Rearrange the following six sentences (A), (B), (C), (D), (E) and (F) in the…
2024
Rearrange the following six sentences (A), (B), (C), (D), (E) and (F) in the proper sequence to form a meaningful paragraph, then answer the questions given below them.
(A) In all varieties of humour, especially the subtle ones it is therefore what the reader thinks which gives extra meaning to these verses.
(B) But such a verse may also be enjoyed at the surface level.
(C) Nonsense verse is one of the most sophisticated forms of literature.
(D) This fulfils the author’s main intention in such a verse which is to give pleasure.
(E) However the reader who understands the broad implications of the content and allusion finds greater pleasure.
(F) The reason being it requires the reader to supply a meaning beyond the surface meaning.
Which of the following is the SECOND sentence?
- A.
A
- B.
E
- C.
F
- D.
B
Attempted by 2 students.
Show answer & explanation
Correct answer: C
Concept: To solve a sentence-rearrangement (para-jumble) passage, first find the sentence that introduces the topic without depending on anything said earlier — that is the opening sentence. Then chain the remaining sentences using their logical connectors: contrast markers such as ‘but’ and ‘however’, reason/conclusion markers such as ‘the reason being’ and ‘therefore’, and words that point back to an idea already introduced. A sentence built on such a connector can never come before the sentence it is responding to.
Application:
C opens the paragraph: ‘Nonsense verse is one of the most sophisticated forms of literature’ introduces the topic without needing anything stated before it, so C is first.
F follows C: ‘The reason being it requires the reader to supply a meaning beyond the surface meaning’ directly explains WHY nonsense verse is sophisticated, the point C just raised — so F is second.
B follows F: ‘But such a verse may also be enjoyed at the surface level’ uses the contrast marker ‘But’ to push back against the deeper-meaning point F just made, so B is third.
D follows B: ‘This fulfils the author’s main intention in such a verse which is to give pleasure’ explains that the surface-level enjoyment described in B is exactly what fulfils the author’s purpose, so D is fourth.

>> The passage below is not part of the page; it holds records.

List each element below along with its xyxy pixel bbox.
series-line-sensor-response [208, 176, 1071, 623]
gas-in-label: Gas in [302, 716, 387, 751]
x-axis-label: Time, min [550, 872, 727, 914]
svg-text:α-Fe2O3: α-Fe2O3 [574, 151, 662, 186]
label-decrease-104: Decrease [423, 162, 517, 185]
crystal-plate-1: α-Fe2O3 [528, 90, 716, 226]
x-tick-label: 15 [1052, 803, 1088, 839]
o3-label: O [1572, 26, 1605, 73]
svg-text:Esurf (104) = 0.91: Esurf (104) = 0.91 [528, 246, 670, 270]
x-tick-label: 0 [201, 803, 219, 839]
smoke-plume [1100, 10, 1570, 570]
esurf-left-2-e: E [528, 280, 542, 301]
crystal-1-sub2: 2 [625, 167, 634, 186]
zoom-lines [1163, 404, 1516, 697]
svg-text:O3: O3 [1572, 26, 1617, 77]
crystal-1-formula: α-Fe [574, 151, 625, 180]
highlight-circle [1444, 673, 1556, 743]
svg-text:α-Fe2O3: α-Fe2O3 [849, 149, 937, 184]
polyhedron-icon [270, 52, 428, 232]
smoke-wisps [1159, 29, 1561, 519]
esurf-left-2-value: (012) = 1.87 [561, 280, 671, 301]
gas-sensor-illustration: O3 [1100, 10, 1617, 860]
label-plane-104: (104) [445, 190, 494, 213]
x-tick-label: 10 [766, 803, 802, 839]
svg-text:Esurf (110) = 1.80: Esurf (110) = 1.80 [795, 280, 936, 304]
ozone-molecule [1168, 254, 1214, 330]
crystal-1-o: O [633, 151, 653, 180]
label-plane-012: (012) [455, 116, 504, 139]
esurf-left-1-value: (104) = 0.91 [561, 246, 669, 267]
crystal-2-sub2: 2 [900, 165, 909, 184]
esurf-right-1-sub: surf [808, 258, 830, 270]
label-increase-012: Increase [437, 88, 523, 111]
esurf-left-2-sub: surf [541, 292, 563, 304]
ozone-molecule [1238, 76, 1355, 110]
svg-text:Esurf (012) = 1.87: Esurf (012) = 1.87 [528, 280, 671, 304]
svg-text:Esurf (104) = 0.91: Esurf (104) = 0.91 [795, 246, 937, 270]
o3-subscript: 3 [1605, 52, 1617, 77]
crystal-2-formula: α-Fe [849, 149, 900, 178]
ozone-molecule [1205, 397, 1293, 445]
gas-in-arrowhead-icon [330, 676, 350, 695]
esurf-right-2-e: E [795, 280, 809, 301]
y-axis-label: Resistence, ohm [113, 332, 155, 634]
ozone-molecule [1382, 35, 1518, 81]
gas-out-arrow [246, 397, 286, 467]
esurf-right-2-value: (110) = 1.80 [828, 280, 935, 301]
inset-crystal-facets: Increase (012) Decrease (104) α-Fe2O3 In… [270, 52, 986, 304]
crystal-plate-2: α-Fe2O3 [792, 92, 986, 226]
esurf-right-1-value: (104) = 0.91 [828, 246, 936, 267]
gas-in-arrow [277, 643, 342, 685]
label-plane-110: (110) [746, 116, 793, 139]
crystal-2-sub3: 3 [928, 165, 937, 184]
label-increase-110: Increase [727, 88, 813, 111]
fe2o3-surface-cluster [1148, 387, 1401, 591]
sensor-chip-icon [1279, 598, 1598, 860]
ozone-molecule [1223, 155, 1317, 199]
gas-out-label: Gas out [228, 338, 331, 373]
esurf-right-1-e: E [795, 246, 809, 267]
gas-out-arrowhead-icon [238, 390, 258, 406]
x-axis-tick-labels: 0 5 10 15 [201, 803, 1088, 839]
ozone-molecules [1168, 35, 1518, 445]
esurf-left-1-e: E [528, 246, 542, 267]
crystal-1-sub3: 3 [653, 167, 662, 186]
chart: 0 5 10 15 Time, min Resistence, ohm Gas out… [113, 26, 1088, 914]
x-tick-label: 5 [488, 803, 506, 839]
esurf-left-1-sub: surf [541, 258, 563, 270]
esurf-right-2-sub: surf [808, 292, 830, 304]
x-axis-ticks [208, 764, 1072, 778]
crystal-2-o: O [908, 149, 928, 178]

E follows D: ‘However the reader who understands the broad implications of the content and allusion finds greater pleasure’ uses ‘However’ to contrast the surface-level pleasure of D with a deeper pleasure, so E is fifth.
A closes the paragraph: ‘it is therefore what the reader thinks which gives extra meaning to these verses’ uses the concluding connector ‘therefore’ to sum up the whole argument, so A is sixth and last.
Cross-check — why the other sentences cannot be second:
A cannot be second: it opens with the concluding connector ‘therefore’ and sums up everything said before it, so it can only be the closing sentence of the paragraph.
E cannot be second: it opens with ‘However’, a contrast marker that needs a prior statement about the author’s intention to give pleasure to push back against, so it belongs later in the sequence, right after that statement.
B cannot be second: it opens with ‘But’, a contrast marker that needs the sophistication argument to already be stated so it can push back against it — so it must follow the sentence that supplies that reason, not sit right after the opening sentence.
The full order is C – F – B – D – E – A, so the SECOND sentence is F.